A lot of writers dream of seeing their Harry Potter- or Lord of the Rings-type series on bookseller shelves, but writing, selling, and marketing a series requires a different strategy from standalone books. Some things to consider:

• Which type of series do you have in mind? (One long story told over several books; recurring character stories, episodic stories with a single theme or world, but different characters and lots; spin-off stories.)

• How do you approach publishers with a series idea? Should you even do it at all (some publishers are not interested in series or want to see how the first book sells first)? Ways to handle objections. How should a series proposal differ from a standalone proposal?

• How to develop a successful standalone into a series.

• What happens if a publisher drops you mid-series? Ways to entice another publisher’s interest in picking you up mid-series (admittedly, not easy).

• What is the best publishing schedule for series (how quickly should subsequent books come out)? Should you have the entire series written before seeking publication? The pros and cons of different publishing schedules (the length of time between releases affects marketing and even story content).

• How do you keep readers reading book after book? (Tips and tricks for leaving them wanting more without frustrating them or making them feel duped).

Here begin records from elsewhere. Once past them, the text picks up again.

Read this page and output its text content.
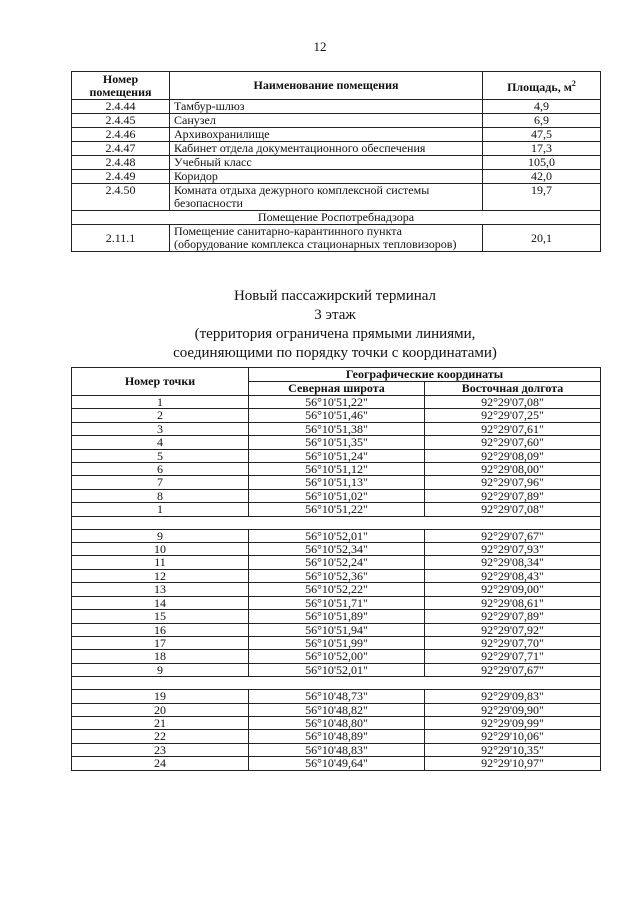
12
Номер помещения	Наименование помещения	Площадь, $м^2$
2.4.44	Тамбур-шлюз	4,9
2.4.45	Санузел	6,9
2.4.46	Архивохранилище	47,5
2.4.47	Кабинет отдела документационного обеспечения	17,3
2.4.48	Учебный класс	105,0
2.4.49	Коридор	42,0
2.4.50	Комната отдыха дежурного комплексной системы безопасности	19,7
Помещение Роспотребнадзора		
2.11.1	Помещение санитарно-карантинного пункта (оборудование комплекса стационарных тепловизоров)	20,1
Новый пассажирский терминал
3 этаж
(территория ограничена прямыми линиями,
соединяющими по порядку точки с координатами)
Номер точки	Географические координаты	
	Северная широта	Восточная долгота
1	56°10'51,22"	92°29'07,08"
2	56°10'51,46"	92°29'07,25"
3	56°10'51,38"	92°29'07,61"
4	56°10'51,35"	92°29'07,60"
5	56°10'51,24"	92°29'08,09"
6	56°10'51,12"	92°29'08,00"
7	56°10'51,13"	92°29'07,96"
8	56°10'51,02"	92°29'07,89"
1	56°10'51,22"	92°29'07,08"

9	56°10'52,01"	92°29'07,67"
10	56°10'52,34"	92°29'07,93"
11	56°10'52,24"	92°29'08,34"
12	56°10'52,36"	92°29'08,43"
13	56°10'52,22"	92°29'09,00"
14	56°10'51,71"	92°29'08,61"
15	56°10'51,89"	92°29'07,89"
16	56°10'51,94"	92°29'07,92"
17	56°10'51,99"	92°29'07,70"
18	56°10'52,00"	92°29'07,71"
9	56°10'52,01"	92°29'07,67"

19	56°10'48,73"	92°29'09,83"
20	56°10'48,82"	92°29'09,90"
21	56°10'48,80"	92°29'09,99"
22	56°10'48,89"	92°29'10,06"
23	56°10'48,83"	92°29'10,35"
24	56°10'49,64"	92°29'10,97"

• Ways to catch readers up on “the story so far” in subsequent stories without over-telling and exasperating readers. Similarly, there are ways to write a series that allow new readers to jump in mid-stream without feeling they’ve missed too much (but also enticing them to read previous books in a series); or is this even a worthwhile goal (advantages and disadvantages of this approach)?

• How to make subsequent books in a series better than the ones before (tactics Orson Scott Card, Christopher Paolini, and Scott Westerfeld apparently didn’t know 🙂).

• Writing with a series in mind: Using mini-arcs within a series-long arc. How using suspense and tension within a series structure differs from standalones.

• How to get the most bang for you marketing buck when getting the word out. (How marketing and publicizing a series differ from standalones.

• Plus some technical aspects of series writing: How long should each book be? How to outline a series? How do you know where to break long-story series? How to up the stakes book-after-book without ‘jumping the shark” (resorting to ridiculous levels).

2019 Post-conference Workshop
with award-winning author Jill Williamson


Sunday, July 21, 10 am- noon

Whether you’re a traditionally published author or an indie, if you have a book coming out, you want to launch it well. Having published over twenty books, I’ve developed a checklist of what to do and when. Every book isn’t the same, however, and not every book launch requires the same formula for success. In this class we’ll go over this checklist while you make your own. We’ll discuss how the list can be modified for different scenarios, depending on whether the book is a stand-alone, the first in a new series, a middle book, or the last book in a series. We will also talk about the difference between launching a traditional book and an indie book, and how to continually evaluate your launch process.